Herstellung und Verlag: BoD – Books on Demand GmbH, Norderstedt

ISBN: 9783749401581

Bibliografische Information der Deutschen Nationalbibliothek: Die Deutsche Nationalbibliothek verzeichnet diese Publikation in der Deutschen Nationalbibliografie; detaillierte bibliografische Daten sind im Internet über www.dnb.de abrufbar.

Inhalt

VORWORT

FOUTAH DJALLON

EINE BEGEGNUNG

ZUTATENVERZEICHNIS

STREETFOOD & SNACKS

SUPPEN

HAUPTGERICHTE

FISCH & MEERESFRÜCHTE

SALATE, BEILAGEN & DIPS

SÜSSES

HEISS- & KALTGETRÄNKE

REGISTER

DIE AUTOREN

VORWORT

„Gepriesen sei Allah, der Allmächtige, Gepriesen sei Gott,

Gepriesen seiest Du, Fremder und zugleich Freund,

Der dafür Sorge trage,

Dass mein Bauch voller Leckereien sein wird“, rief der alte und bärtige Greise mit den undurchdringlichen Augen, die tief in einem Gesicht voller Weisheitsfalten lagen, inmitten dieser bunten, lauten und einnehmenden Essensstände, die die Hauptstraße beidseitig flankierten, in dieser heißen und schwülen Juliwoche an der Atlantikwestküste Afrikas.
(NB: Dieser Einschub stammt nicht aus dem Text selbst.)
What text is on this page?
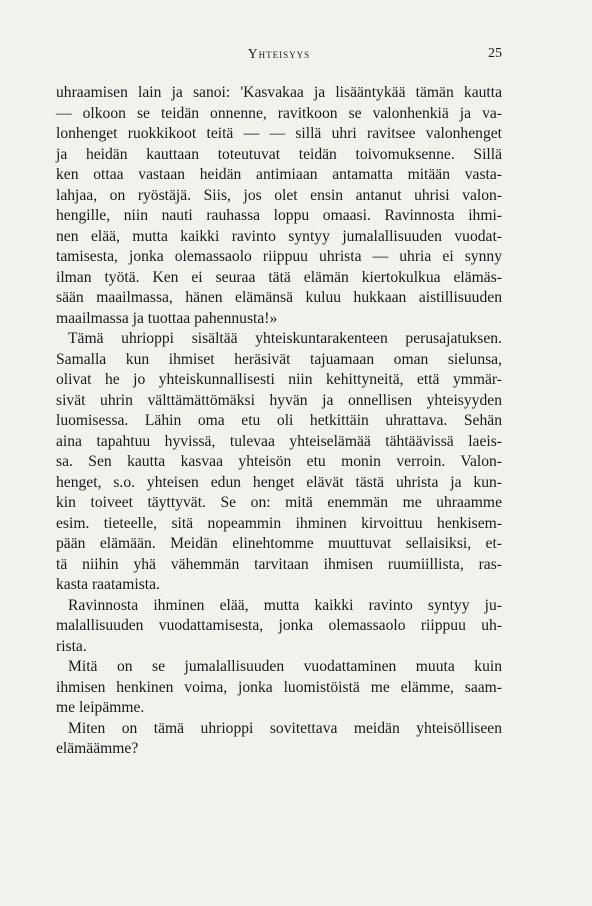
Yhteisyys	25
uhraamisen lain ja sanoi: 'Kasvakaa ja lisääntykää tämän kautta
— olkoon se teidän onnenne, ravitkoon se valonhenkiä ja va-
lonhenget ruokkikoot teitä — — sillä uhri ravitsee valonhenget
ja heidän kauttaan toteutuvat teidän toivomuksenne. Sillä
ken ottaa vastaan heidän antimiaan antamatta mitään vasta-
lahjaa, on ryöstäjä. Siis, jos olet ensin antanut uhrisi valon-
hengille, niin nauti rauhassa loppu omaasi. Ravinnosta ihmi-
nen elää, mutta kaikki ravinto syntyy jumalallisuuden vuodat-
tamisesta, jonka olemassaolo riippuu uhrista — uhria ei synny
ilman työtä. Ken ei seuraa tätä elämän kiertokulkua elämäs-
sään maailmassa, hänen elämänsä kuluu hukkaan aistillisuuden
maailmassa ja tuottaa pahennusta!»
Tämä uhrioppi sisältää yhteiskuntarakenteen perusajatuksen.
Samalla kun ihmiset heräsivät tajuamaan oman sielunsa,
olivat he jo yhteiskunnallisesti niin kehittyneitä, että ymmär-
sivät uhrin välttämättömäksi hyvän ja onnellisen yhteisyyden
luomisessa. Lähin oma etu oli hetkittäin uhrattava. Sehän
aina tapahtuu hyvissä, tulevaa yhteiselämää tähtäävissä laeis-
sa. Sen kautta kasvaa yhteisön etu monin verroin. Valon-
henget, s.o. yhteisen edun henget elävät tästä uhrista ja kun-
kin toiveet täyttyvät. Se on: mitä enemmän me uhraamme
esim. tieteelle, sitä nopeammin ihminen kirvoittuu henkisem-
pään elämään. Meidän elinehtomme muuttuvat sellaisiksi, et-
tä niihin yhä vähemmän tarvitaan ihmisen ruumiillista, ras-
kasta raatamista.
Ravinnosta ihminen elää, mutta kaikki ravinto syntyy ju-
malallisuuden vuodattamisesta, jonka olemassaolo riippuu uh-
rista.
Mitä on se jumalallisuuden vuodattaminen muuta kuin
ihmisen henkinen voima, jonka luomistöistä me elämme, saam-
me leipämme.
Miten on tämä uhrioppi sovitettava meidän yhteisölliseen
elämäämme?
Marktschreier, Gelegenheitsgepäckträger, Freizeitgauner, brüllende Taxifahrer, streunende Hunde, schreiende Kinder und das entfernteste Echo des Muezzins vervollständigten das Dekor voller Gegensätze. Es war eine Rückkehr in inzwischen fremde, aber zugleich vertraute Gewässer, die für eine lange Zeit beheimatend waren, für mich und all jene, die den Weg in das Land des weißen Mannes fanden.

Die sengende Hitze, das Brummen der völlig überladenen Sammeltaxis, die Balladen dieser jungen Männer um die Gunst der Fahrgäste bildeten das geordnete Chaos, das bunten westafrikanischen Märkten gemein ist.
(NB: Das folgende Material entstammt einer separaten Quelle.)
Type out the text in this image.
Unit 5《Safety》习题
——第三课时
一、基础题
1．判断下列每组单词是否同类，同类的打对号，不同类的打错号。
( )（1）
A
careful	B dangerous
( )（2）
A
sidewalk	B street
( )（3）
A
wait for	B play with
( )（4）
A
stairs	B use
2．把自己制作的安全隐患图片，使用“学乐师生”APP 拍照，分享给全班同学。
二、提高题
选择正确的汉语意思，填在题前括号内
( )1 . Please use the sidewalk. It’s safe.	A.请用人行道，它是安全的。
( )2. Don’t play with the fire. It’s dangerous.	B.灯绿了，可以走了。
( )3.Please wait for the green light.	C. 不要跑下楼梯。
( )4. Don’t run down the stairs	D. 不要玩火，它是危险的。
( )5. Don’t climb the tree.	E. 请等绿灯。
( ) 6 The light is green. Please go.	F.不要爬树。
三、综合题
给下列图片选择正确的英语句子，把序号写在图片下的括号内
„Sorge dich um die Alten, um die Schwachen und um die Weisen und der Allmächtige wird dafür Sorge tragen, dass es dir an nichts fehle im Land der Toubabous1; denn du siehst aus wie einer, der unter denen lebt und leidet“, fuhr der alte Greise fort.
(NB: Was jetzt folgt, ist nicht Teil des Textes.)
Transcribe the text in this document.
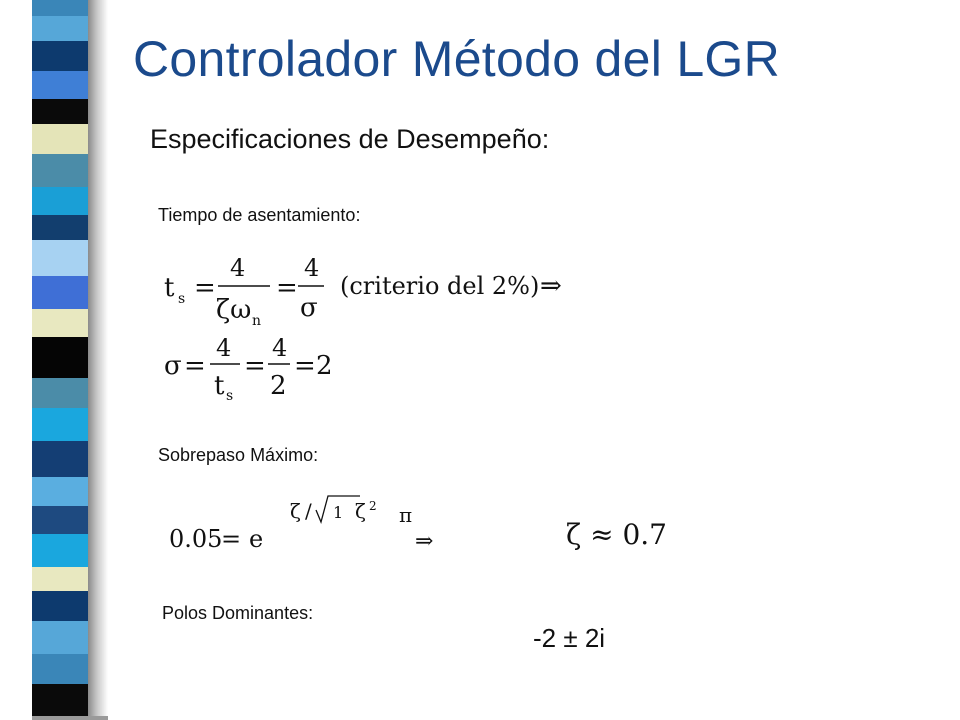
Controlador Método del LGR
Especificaciones de Desempeño:
Tiempo de asentamiento:
t s =
4
ζω n
=
4
σ
(criterio del 2%) ⇒
σ =
4
t s
=
4
2
= 2
Sobrepaso Máximo:
0.05
= e
ζ / 1 ζ 2 π
⇒	ζ ≈ 0.7
Polos Dominantes:
-2 ± 2i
„Für deine seelische Rettung ist gesorgt, junger Mann, sorge jetzt für einen vollen Bauch eines alten Mannes, der einmal besser sah und aussah, noch besser tanzte, den der Hunger nun peinigt.“

So sah ich mich hinter diesem alten Mann laufend; mit Hilfe seines Gehstocks erkämpften wir uns unseren Weg zwischen dem Wirrwarr, immer tiefer in den Bauch des Marktes vordringend, auf diesen schmalen Gassen, in denen die Sonnenstrahlen immer weniger wurden, die lauten Rufe der Marktschreier dafür umso mehr.

„Nichts geht über den Duft einer Kalebasse2 voller Reis mit Maffè Tigga und dies, mein Lieber, findest du nur bei Tante Mammy Watta3. Sie ist eine Göttin der Kochkunst, die süße Stimme der eigentlichen Mammy Watta ist nichts im Vergleich zu ihrem Können hinter dem Herd. Oh, du glücklicher Reisender, trete heran und koste das süße Aroma der Néré, der Süßkartoffelblätter, lass dich vom Duft einer Maniokwurzel verzaubern.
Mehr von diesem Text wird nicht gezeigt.